A wine that can be perplexing to taste is the 1982 Léoville Las Cases. I purchased a good bit of this wine as a wine future in 1983, and rated it 100 points early on. But I have rarely had a bottle from my own cellar that performed that well. Two recent examples, this one and one in Asia, were clearly as profound and compelling as any Léoville Las Cases could ever be. At this dinner I had several glasses from different bottles, and the wine was always extraordinary with a dense purple color that is just beginning to lighten at the edge, and lots of lead pencil, sweet black and red currant, cherry, dusty loamy soil, new saddle leather and spice box characteristics. This full-bodied, opulent, rich 1982 is a killer example of Las Cases. Virtually all of the bottles from my cellar still display a tannic, firm grip and have not performed this well.
As I wrote earlier this year, the 1982 Léoville Las Cases is one of the least evolved wines of the vintage, and this impeccably conserved ex-château bottle was, if anything, even more youthful still. Retaining a saturated ruby-black hue at age 40, it unwinds in the glass with aromas of cassis and other dark fruits mingled with notions of pencil shavings and loamy soil. On the palate, it's full-bodied, broad-shouldered and muscular, with an ample core of fruit framed by voluminous, powdery tannins. Rich and concentrated, with an expansive, comparatively low-acid profile, it comes into its own with extended aeration—and with food.
Gentle bricking around the edges of the glass, rose petals and campfire smoke on the first nose. Elegance personified, the tannins are so fine and the overall body so fresh, that it explains right there in the glass why St Julien is loved world over. Las Cases can almost be Pauillac-like when young, but as it ages it reconnects with its St Julien character, and here it shows freshly tilled earth, loam, truffles. Very much on its drinking plateau, but the kind of wine that will quietly, unobtrusively deliver for the next two decades or more. gold, no question. Slight deposit thrown, so suggest carafing, but for the first few hours after opening I would simply let stand. 50% new oak. Michel Delon owner.

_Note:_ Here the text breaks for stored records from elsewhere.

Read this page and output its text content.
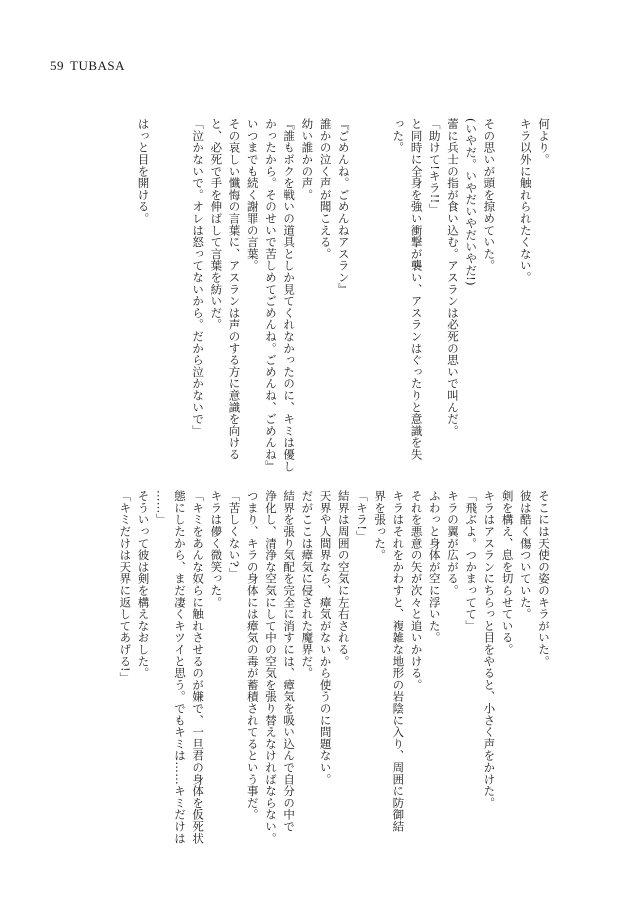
59 TUBASA
何より。
キラ以外に触れられたくない。

その思いが頭を掠めていた。
(いやだ。いやだいやだいやだ!)
蕾に兵士の指が食い込む。アスランは必死の思いで叫んだ。
「助けて!キラ!!」
と同時に全身を強い衝撃が襲い、アスランはぐったりと意識を失
った。

『ごめんね。ごめんねアスラン』
誰かの泣く声が聞こえる。
幼い誰かの声。
『誰もボクを戦いの道具としか見てくれなかったのに、キミは優し
かったから。そのせいで苦しめてごめんね。ごめんね、ごめんね』
いつまでも続く謝罪の言葉。
その哀しい懺悔の言葉に、アスランは声のする方に意識を向ける
と、必死で手を伸ばして言葉を紡いだ。
「泣かないで。オレは怒ってないから。だから泣かないで」

はっと目を開ける。
そこには天使の姿のキラがいた。
彼は酷く傷ついていた。
剣を構え、息を切らせている。
キラはアスランにちらっと目をやると、小さく声をかけた。
「飛ぶよ。つかまってて」
キラの翼が広がる。
ふわっと身体が空に浮いた。
それを悪意の矢が次々と追いかける。
キラはそれをかわすと、複雑な地形の岩陰に入り、周囲に防御結
界を張った。
「キラ!」
結界は周囲の空気に左右される。
天界や人間界なら、瘴気がないから使うのに問題ない。
だがここは瘴気に侵された魔界だ。
結界を張り気配を完全に消すには、瘴気を吸い込んで自分の中で
浄化し、清浄な空気にして中の空気を張り替えなければならない。
つまり、キラの身体には瘴気の毒が蓄積されてるという事だ。
「苦しくない?」
キラは儚く微笑った。
「キミをあんな奴らに触れさせるのが嫌で、一旦君の身体を仮死状
態にしたから、まだ凄くキツイと思う。でもキミは……キミだけは
……」
そういって彼は剣を構えなおした。
「キミだけは天界に返してあげる!」
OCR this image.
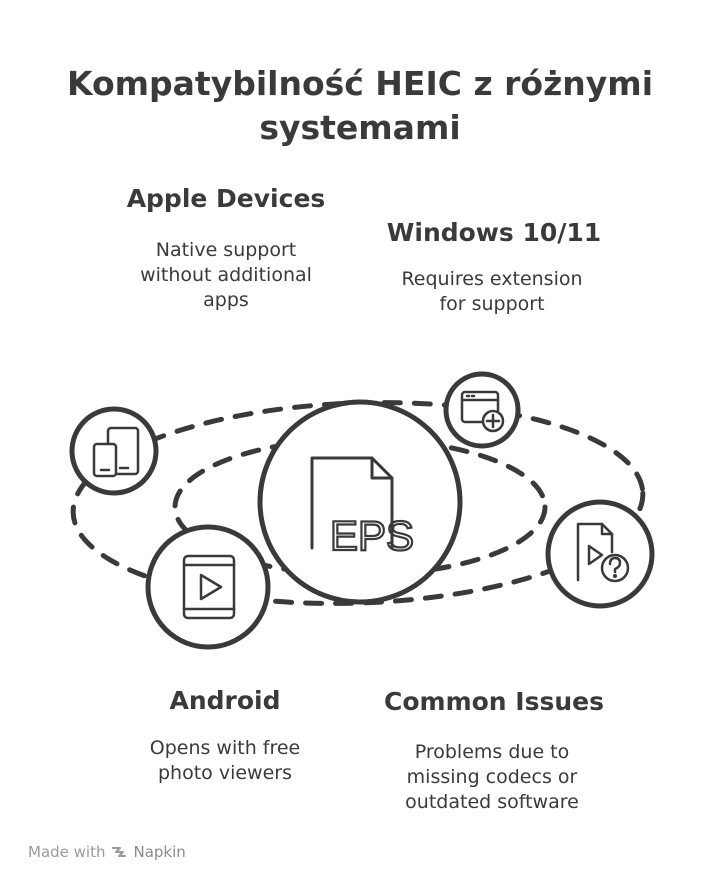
Kompatybilność HEIC z różnymi
systemami
Apple Devices
Native support
without additional
apps
Windows 10/11
Requires extension
for support
Android
Opens with free
photo viewers
Common Issues
Problems due to
missing codecs or
outdated software
EPS
Made with Napkin
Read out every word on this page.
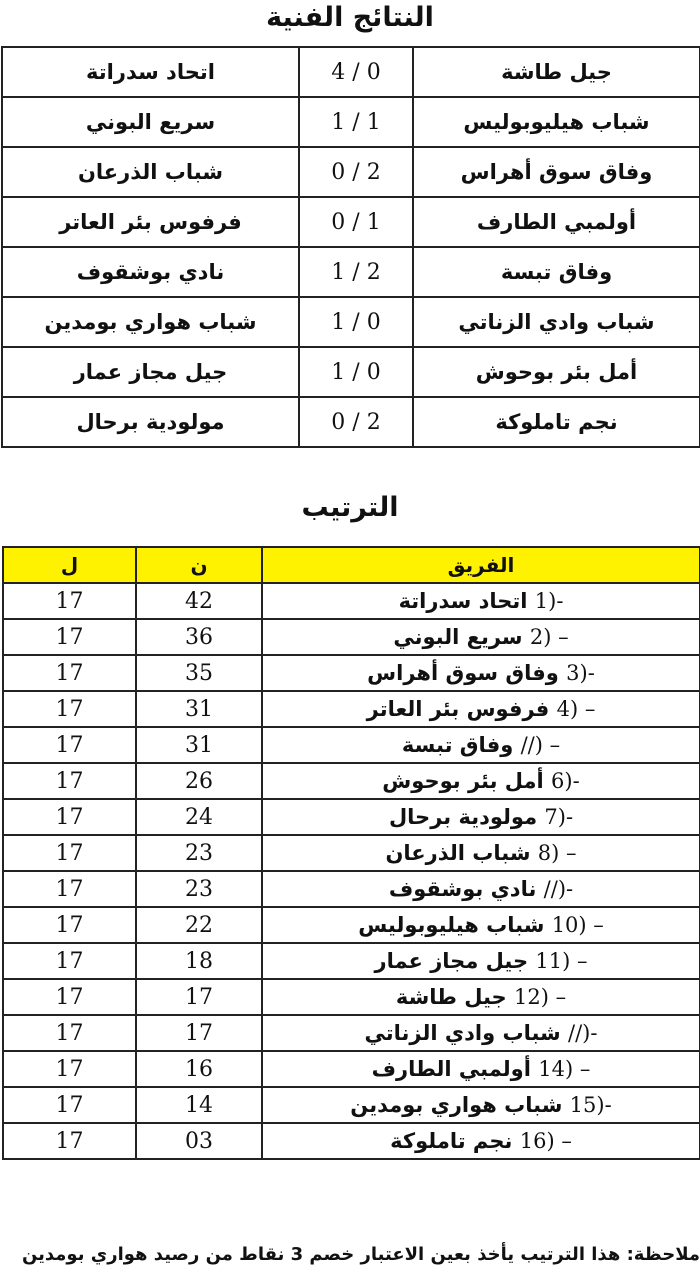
النتائج الفنية
اتحاد سدراتة	4 / 0	جيل طاشة
سريع البوني	1 / 1	شباب هيليوبوليس
شباب الذرعان	0 / 2	وفاق سوق أهراس
فرفوس بئر العاتر	0 / 1	أولمبي الطارف
نادي بوشقوف	1 / 2	وفاق تبسة
شباب هواري بومدين	1 / 0	شباب وادي الزناتي
جيل مجاز عمار	1 / 0	أمل بئر بوحوش
مولودية برحال	0 / 2	نجم تاملوكة
الترتيب
ل	ن	الفريق
17	42	1)- اتحاد سدراتة
17	36	2) – سريع البوني
17	35	3)- وفاق سوق أهراس
17	31	4) – فرفوس بئر العاتر
17	31	//) – وفاق تبسة
17	26	6)- أمل بئر بوحوش
17	24	7)- مولودية برحال
17	23	8) – شباب الذرعان
17	23	//)- نادي بوشقوف
17	22	10) – شباب هيليوبوليس
17	18	11) – جيل مجاز عمار
17	17	12) – جيل طاشة
17	17	//)- شباب وادي الزناتي
17	16	14) – أولمبي الطارف
17	14	15)- شباب هواري بومدين
17	03	16) – نجم تاملوكة
ملاحظة: هذا الترتيب يأخذ بعين الاعتبار خصم 3 نقاط من رصيد هواري بومدين
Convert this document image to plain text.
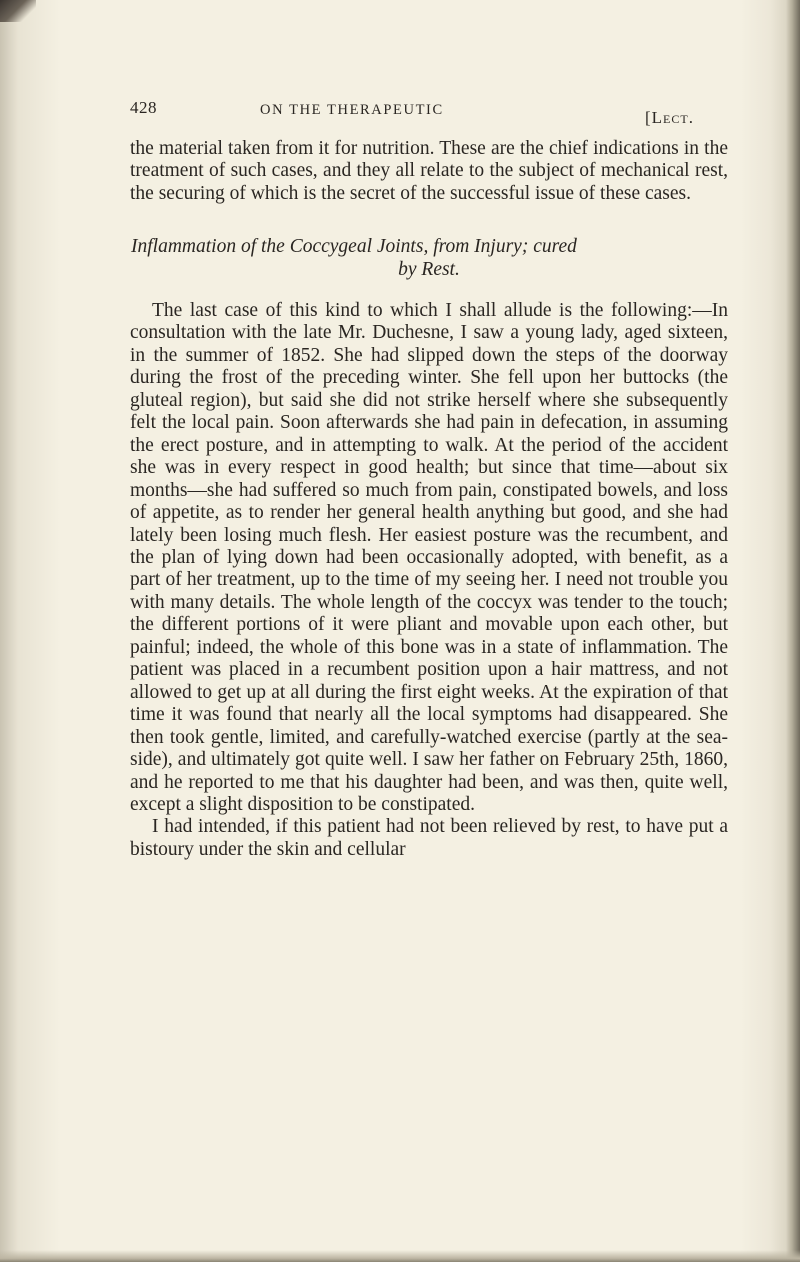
428	ON THE THERAPEUTIC	[Lect.
the material taken from it for nutrition. These are the chief indications in the treatment of such cases, and they all relate to the subject of mechanical rest, the securing of which is the secret of the successful issue of these cases.
Inflammation of the Coccygeal Joints, from Injury; cured
by Rest.

The last case of this kind to which I shall allude is the following:—In consultation with the late Mr. Duchesne, I saw a young lady, aged sixteen, in the summer of 1852. She had slipped down the steps of the doorway during the frost of the preceding winter. She fell upon her buttocks (the gluteal region), but said she did not strike herself where she subsequently felt the local pain. Soon afterwards she had pain in defecation, in assuming the erect posture, and in attempting to walk. At the period of the accident she was in every respect in good health; but since that time—about six months—she had suffered so much from pain, constipated bowels, and loss of appetite, as to render her general health anything but good, and she had lately been losing much flesh. Her easiest posture was the recumbent, and the plan of lying down had been occasionally adopted, with benefit, as a part of her treatment, up to the time of my seeing her. I need not trouble you with many details. The whole length of the coccyx was tender to the touch; the different portions of it were pliant and movable upon each other, but painful; indeed, the whole of this bone was in a state of inflammation. The patient was placed in a recumbent position upon a hair mattress, and not allowed to get up at all during the first eight weeks. At the expiration of that time it was found that nearly all the local symptoms had disappeared. She then took gentle, limited, and carefully-watched exercise (partly at the sea-side), and ultimately got quite well. I saw her father on February 25th, 1860, and he reported to me that his daughter had been, and was then, quite well, except a slight disposition to be constipated.

I had intended, if this patient had not been relieved by rest, to have put a bistoury under the skin and cellular
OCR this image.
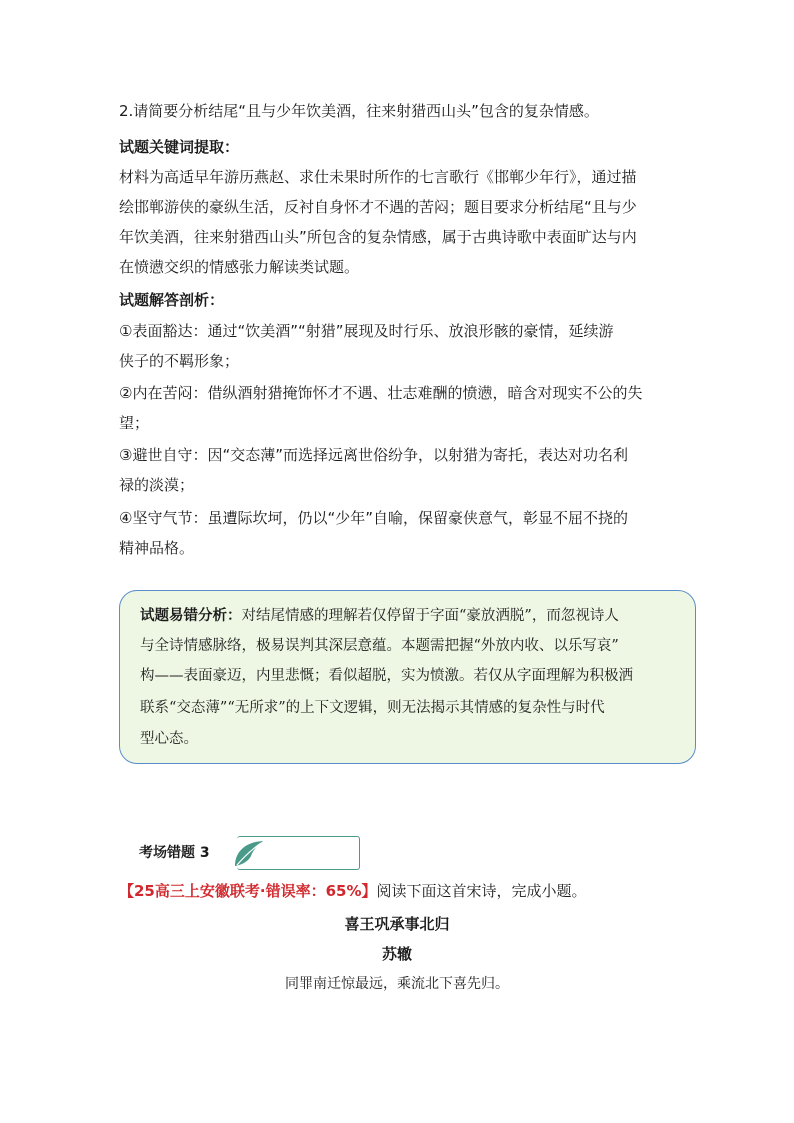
2.请简要分析结尾“且与少年饮美酒，往来射猎西山头”包含的复杂情感。
试题关键词提取：
材料为高适早年游历燕赵、求仕未果时所作的七言歌行《邯郸少年行》，通过描
绘邯郸游侠的豪纵生活，反衬自身怀才不遇的苦闷；题目要求分析结尾“且与少
年饮美酒，往来射猎西山头”所包含的复杂情感，属于古典诗歌中表面旷达与内
在愤懑交织的情感张力解读类试题。
试题解答剖析：
①表面豁达：通过“饮美酒”“射猎”展现及时行乐、放浪形骸的豪情，延续游
侠子的不羁形象；
②内在苦闷：借纵酒射猎掩饰怀才不遇、壮志难酬的愤懑，暗含对现实不公的失
望；
③避世自守：因“交态薄”而选择远离世俗纷争，以射猎为寄托，表达对功名利
禄的淡漠；
④坚守气节：虽遭际坎坷，仍以“少年”自喻，保留豪侠意气，彰显不屈不挠的
精神品格。
试题易错分析：对结尾情感的理解若仅停留于字面“豪放洒脱”，而忽视诗人
与全诗情感脉络，极易误判其深层意蕴。本题需把握“外放内收、以乐写哀”
构——表面豪迈，内里悲慨；看似超脱，实为愤激。若仅从字面理解为积极洒
联系“交态薄”“无所求”的上下文逻辑，则无法揭示其情感的复杂性与时代
型心态。
考场错题 3
【25高三上安徽联考·错误率：65%】阅读下面这首宋诗，完成小题。
喜王巩承事北归
苏辙
同罪南迁惊最远，乘流北下喜先归。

Tasted at the domaine, the 1982 Leoville Las Cases is just about pure perfection, and while certainly mature, it has plenty of life ahead of it. Thrilling notes of blackcurrants, kirsch, tobacco leaf, cedar box, menthol, and exotic spices all emerge from this seamless, powerful yet magically elegant Leoville Las Cases. Opening up in the glass, with a smoky, singular character, it's an incredible wine from this terroir that has an almost Latour-like regal quality. It should continue drinking well for another 10-15 years and I'm sure will keep even longer.
I have had perfect bottles of this cuvee, but, perplexingly, the bottles from my cellar tend to be broodingly backward and require plenty of coaxing. This huge wine is, in many ways, just as massive as Leoville Barton, but it possesses a greater degree of elegance as well as unreal concentration. Classic lead pencil, cassis, kirsch, cedar, and spice characteristics are abundant in both the nose and full-bodied flavors. The tannins are still there, and, at least from my cellar, this 1982 does not appear to have changed much in the last 10-12 years. One wonders how much patience admirers of this brilliant St.-Julien will continue to exhibit. Anticipated maturity: 2020-2050.
Still stubbornly backward, yet beginning to budge from its pre-adolescent stage, this dense, murky ruby/purple-colored wine offers up notes of graphite, sweet caramel, black cherry jam, cassis and minerals. The nose takes some coaxing and the decanting of 22-4 hours prior to service is highly recommended. For such a low-acid wine, it is huge, well delineated, extremely concentrated, and surprisingly fresh. Perhaps because I lean more toward the hedonistic view of wine than the late Michel Delon, I have always preferred this to the 1986, but the truth is that any lover of classic Médoc should have both vintages in their cellars as they represent perfection in the glass. This wine has monstrous levels of glycerin, extract, and density, but still seems very youthful and tastes more like a 7- to 8-year-old Bordeaux than one that is past its 20th birthday. A monumental effort.
Tasted three times over a two month period, this youthful yet profoundly complex wine gets my nod as the finest Leoville-Las-Cases ever made. It reveals massive proportions yet extraordinary purity, elegance, and balance. This dense ruby/purple-colored 1982 still looks and tastes as if it were 5-8 years old.
The nose offers up blazingly well-delineated, pure aromas of creme de cassis, cherry jam, minerals, and toasty new oak. This unctuously-textured, gorgeously rich, pure, super-concentrated, low acid effort concludes with a 45+ second finish. There is still tannin to shed in this unbelievably fresh, lively, full-bodied, vibrant wine. Anticipated maturity: 2006-2035.